What’s it like?
Pretty flipping fast, unsurprisingly. But unlike, say, the Mitsubishi Evo FQ400, the RS500 hasn’t become perpetually manic. The engine mapping means that it retains the regular car’s low-speed character and civility.
When the RS500 does blow, though, by crikey it blows hard. You feel it most through the mid-range. There’s no discernable increase in the time it takes to spool up; the RS500 gets going like the regular RS, but gets going harder, and faster, for longer.
The regular RS already has astonishing ground-covering pace. The RS500 usefully shortens the time it takes to fling itself from one bend to the next.

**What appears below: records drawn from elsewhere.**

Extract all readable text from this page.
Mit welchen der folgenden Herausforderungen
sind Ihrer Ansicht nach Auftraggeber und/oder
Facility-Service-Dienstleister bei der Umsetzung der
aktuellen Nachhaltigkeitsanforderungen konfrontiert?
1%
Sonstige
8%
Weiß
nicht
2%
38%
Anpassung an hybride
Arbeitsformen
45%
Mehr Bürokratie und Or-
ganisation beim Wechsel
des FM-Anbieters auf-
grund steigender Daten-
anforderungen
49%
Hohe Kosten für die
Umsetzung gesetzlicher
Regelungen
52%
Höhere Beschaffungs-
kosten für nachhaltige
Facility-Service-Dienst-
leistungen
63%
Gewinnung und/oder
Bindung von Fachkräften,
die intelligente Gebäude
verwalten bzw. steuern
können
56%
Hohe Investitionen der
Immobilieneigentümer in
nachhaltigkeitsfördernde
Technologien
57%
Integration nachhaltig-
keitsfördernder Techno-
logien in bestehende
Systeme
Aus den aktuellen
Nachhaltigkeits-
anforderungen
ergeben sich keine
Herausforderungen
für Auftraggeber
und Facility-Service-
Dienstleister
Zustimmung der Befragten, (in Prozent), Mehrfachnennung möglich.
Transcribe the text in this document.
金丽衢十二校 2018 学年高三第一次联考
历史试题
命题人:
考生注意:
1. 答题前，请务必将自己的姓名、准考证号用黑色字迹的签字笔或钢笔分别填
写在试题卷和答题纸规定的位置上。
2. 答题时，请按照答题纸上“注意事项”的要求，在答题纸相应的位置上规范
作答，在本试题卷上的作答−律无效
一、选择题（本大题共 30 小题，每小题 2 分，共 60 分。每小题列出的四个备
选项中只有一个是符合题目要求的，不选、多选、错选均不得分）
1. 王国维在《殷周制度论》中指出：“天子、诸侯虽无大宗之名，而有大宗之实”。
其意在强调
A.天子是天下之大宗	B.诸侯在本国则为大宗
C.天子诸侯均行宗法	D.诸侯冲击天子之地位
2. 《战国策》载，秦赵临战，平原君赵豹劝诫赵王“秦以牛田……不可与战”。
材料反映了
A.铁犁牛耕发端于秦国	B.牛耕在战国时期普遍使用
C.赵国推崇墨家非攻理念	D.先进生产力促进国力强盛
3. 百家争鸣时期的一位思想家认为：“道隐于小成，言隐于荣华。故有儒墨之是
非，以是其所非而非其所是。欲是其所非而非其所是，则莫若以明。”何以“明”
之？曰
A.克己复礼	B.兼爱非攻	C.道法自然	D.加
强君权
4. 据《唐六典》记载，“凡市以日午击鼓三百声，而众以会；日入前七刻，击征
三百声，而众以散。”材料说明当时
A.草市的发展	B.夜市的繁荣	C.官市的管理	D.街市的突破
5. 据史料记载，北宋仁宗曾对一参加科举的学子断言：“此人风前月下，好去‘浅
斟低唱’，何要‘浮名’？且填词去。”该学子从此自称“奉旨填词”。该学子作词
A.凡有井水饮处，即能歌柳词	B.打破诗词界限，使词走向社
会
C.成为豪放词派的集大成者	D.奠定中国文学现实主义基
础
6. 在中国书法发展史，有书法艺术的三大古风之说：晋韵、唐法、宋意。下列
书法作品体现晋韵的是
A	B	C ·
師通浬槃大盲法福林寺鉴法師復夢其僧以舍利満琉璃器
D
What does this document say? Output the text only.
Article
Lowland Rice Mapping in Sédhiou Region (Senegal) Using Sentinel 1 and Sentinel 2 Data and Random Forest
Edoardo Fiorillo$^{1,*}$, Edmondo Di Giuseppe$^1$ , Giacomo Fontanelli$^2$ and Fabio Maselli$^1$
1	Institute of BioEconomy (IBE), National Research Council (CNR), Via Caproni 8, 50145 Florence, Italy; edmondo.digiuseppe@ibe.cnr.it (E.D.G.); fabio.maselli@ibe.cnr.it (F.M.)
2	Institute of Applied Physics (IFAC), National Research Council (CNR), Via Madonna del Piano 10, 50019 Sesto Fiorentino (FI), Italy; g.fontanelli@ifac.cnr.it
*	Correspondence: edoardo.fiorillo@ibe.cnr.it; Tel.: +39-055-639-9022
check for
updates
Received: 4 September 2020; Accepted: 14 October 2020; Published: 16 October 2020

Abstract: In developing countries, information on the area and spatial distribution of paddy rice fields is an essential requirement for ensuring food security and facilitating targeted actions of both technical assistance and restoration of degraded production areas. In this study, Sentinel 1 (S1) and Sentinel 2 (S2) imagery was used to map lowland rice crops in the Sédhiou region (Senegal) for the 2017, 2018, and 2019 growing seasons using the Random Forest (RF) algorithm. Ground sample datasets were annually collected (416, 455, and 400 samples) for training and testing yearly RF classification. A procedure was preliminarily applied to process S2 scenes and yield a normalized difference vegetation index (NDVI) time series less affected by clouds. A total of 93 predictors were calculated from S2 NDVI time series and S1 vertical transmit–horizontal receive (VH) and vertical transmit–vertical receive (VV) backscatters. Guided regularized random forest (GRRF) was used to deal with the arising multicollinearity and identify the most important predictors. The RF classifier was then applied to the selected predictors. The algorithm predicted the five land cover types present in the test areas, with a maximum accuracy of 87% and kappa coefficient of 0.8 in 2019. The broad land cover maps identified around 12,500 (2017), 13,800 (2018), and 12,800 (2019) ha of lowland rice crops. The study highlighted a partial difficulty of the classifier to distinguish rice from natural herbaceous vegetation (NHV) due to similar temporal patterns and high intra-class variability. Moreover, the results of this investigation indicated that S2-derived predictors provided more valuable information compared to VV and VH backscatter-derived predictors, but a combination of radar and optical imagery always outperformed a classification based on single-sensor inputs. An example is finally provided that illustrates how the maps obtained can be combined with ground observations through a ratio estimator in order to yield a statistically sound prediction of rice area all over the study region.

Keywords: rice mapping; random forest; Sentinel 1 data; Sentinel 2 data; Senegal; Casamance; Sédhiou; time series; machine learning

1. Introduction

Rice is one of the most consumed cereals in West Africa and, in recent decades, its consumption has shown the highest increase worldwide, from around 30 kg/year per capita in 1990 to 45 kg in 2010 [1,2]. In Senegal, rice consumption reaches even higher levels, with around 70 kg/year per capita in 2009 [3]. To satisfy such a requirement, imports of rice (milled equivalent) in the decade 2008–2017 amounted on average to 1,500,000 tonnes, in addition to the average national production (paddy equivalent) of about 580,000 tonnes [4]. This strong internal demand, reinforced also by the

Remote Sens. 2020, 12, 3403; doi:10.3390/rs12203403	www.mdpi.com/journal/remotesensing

Because torque has only been increased by four per cent, torque steer is prevalent only as it was before. Which means it’s there, but is manageable. The steering’s terrifically precise and accurate otherwise too.
On fresh tyres the RS500 is, just like the RS, wonderfully exploitable. It grips hard at the front to the extent that it’ll lift a rear wheel if you’re steady on the throttle. Alternatively, in faster corners, the rear can be coaxed into helping adjust the cornering line if you trail the brakes towards a corner with the ESP switched out.
From experience of Autocar’s former long-term RS, I know that on worn tyres the dynamics become more dominated by the available grip at the front as the rubber gradually loses its resistance to power. But if the RS is on new tyres, the Renaultsport Clio is the only other current production hot hatch that has the same level of exploitability and adjustability. And no other hatch shoves like an RS500.
Should I buy one?
Spot of bad news on that front. The RS500 sold out pretty much as soon as it was announced, even at £35,750, which sounds like quite a lot given the limited extent of the mechanical changes.
Still, there’s no shortage of demand – as I write speculators have put them up for auction at over £40,000. One thing’s for sure: at any price, the RS500 is one of the fastest, most capable front-drive cars ever produced.